Finding Intimacy Online: A Machine Learning Analysis of Predictors of Success.
Germano Vera CruzElias AboujaoudeLucien RochatFrancesco Bianchi-DemichelliYasser KhazaalPublished in: Cyberpsychology, behavior and social networking (2023)
While an extensive scientific literature now exists on the use of online dating services, there are very few studies on user satisfaction with dating apps and with the resulting offline dates. This study aimed to assess the level of satisfaction with Tinder use (STU) and the level of satisfaction with Tinder offline dates (STOD) in a sample of adult users of the app. The study also aimed to examine, among 28 variables, those that are the most important in predicting STU and STOD. Overall, 1,387 Tinder users completed an online questionnaire. A machine learning model was used to rank order predictors from most to least important.

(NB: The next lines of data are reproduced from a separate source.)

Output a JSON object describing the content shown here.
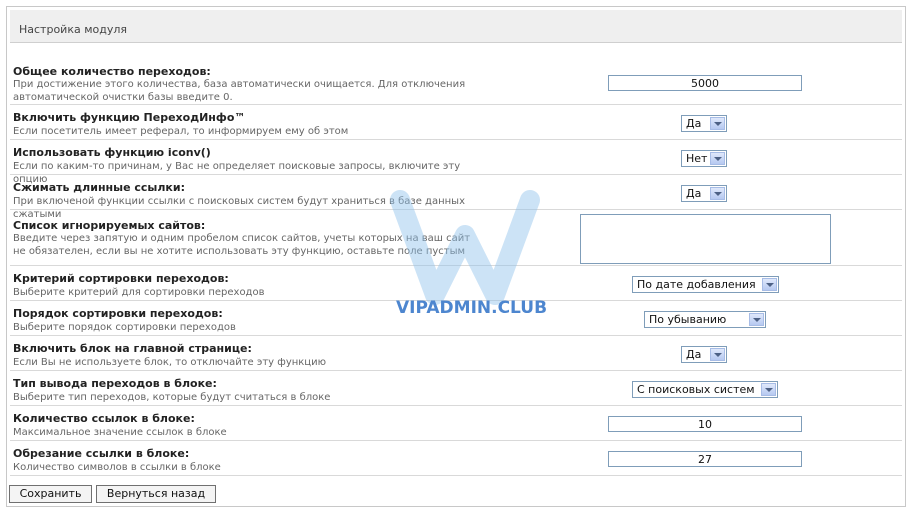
{
  "header": {
    "title": "Настройка модуля"
  },
  "settings": [
    {
      "label": "Общее количество переходов:",
      "desc": "При достижение этого количества, база автоматически очищается. Для отключения автоматической очистки базы введите 0.",
      "value": "5000"
    },
    {
      "label": "Включить функцию ПереходИнфо™",
      "desc": "Если посетитель имеет реферал, то информируем ему об этом",
      "value": "Да"
    },
    {
      "label": "Использовать функцию iconv()",
      "desc": "Если по каким-то причинам, у Вас не определяет поисковые запросы, включите эту опцию",
      "value": "Нет"
    },
    {
      "label": "Сжимать длинные ссылки:",
      "desc": "При включеной функции ссылки с поисковых систем будут храниться в базе данных сжатыми",
      "value": "Да"
    },
    {
      "label": "Список игнорируемых сайтов:",
      "desc": "Введите через запятую и одним пробелом список сайтов, учеты которых на ваш сайт не обязателен, если вы не хотите использовать эту функцию, оставьте поле пустым",
      "value": ""
    },
    {
      "label": "Критерий сортировки переходов:",
      "desc": "Выберите критерий для сортировки переходов",
      "value": "По дате добавления"
    },
    {
      "label": "Порядок сортировки переходов:",
      "desc": "Выберите порядок сортировки переходов",
      "value": "По убыванию"
    },
    {
      "label": "Включить блок на главной странице:",
      "desc": "Если Вы не используете блок, то отключайте эту функцию",
      "value": "Да"
    },
    {
      "label": "Тип вывода переходов в блоке:",
      "desc": "Выберите тип переходов, которые будут считаться в блоке",
      "value": "С поисковых систем"
    },
    {
      "label": "Количество ссылок в блоке:",
      "desc": "Максимальное значение ссылок в блоке",
      "value": "10"
    },
    {
      "label": "Обрезание ссылки в блоке:",
      "desc": "Количество символов в ссылки в блоке",
      "value": "27"
    }
  ],
  "buttons": {
    "save": "Сохранить",
    "back": "Вернуться назад"
  },
  "watermark": {
    "text": "VIPADMIN.CLUB"
  }
}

On a 4-point scale, participants' mean STU score was 2.39, and, on a 5-point scale, mean STOD score was 3.05. The results indicate that satisfaction with dating apps and with resulting offline dates is strongly predicted by participants' age and by their motives for using Tinder (enhancement, emotional coping, socialization, finding "true love," or casual sexual partners), whereas the variables negatively associated with satisfaction were those related to psychopathology. Interestingly, 65.3 percent of app users were married or "in a relationship," and only 50.3 percent of app users were using it to meet someone offline. Generally, participants who engage with the app to cope with personal difficulties seem more likely to report higher levels of dissatisfaction, suggesting that dating apps are a poor coping mechanism and highlighting the need to address underlying problems or pathologies that may be driving their use.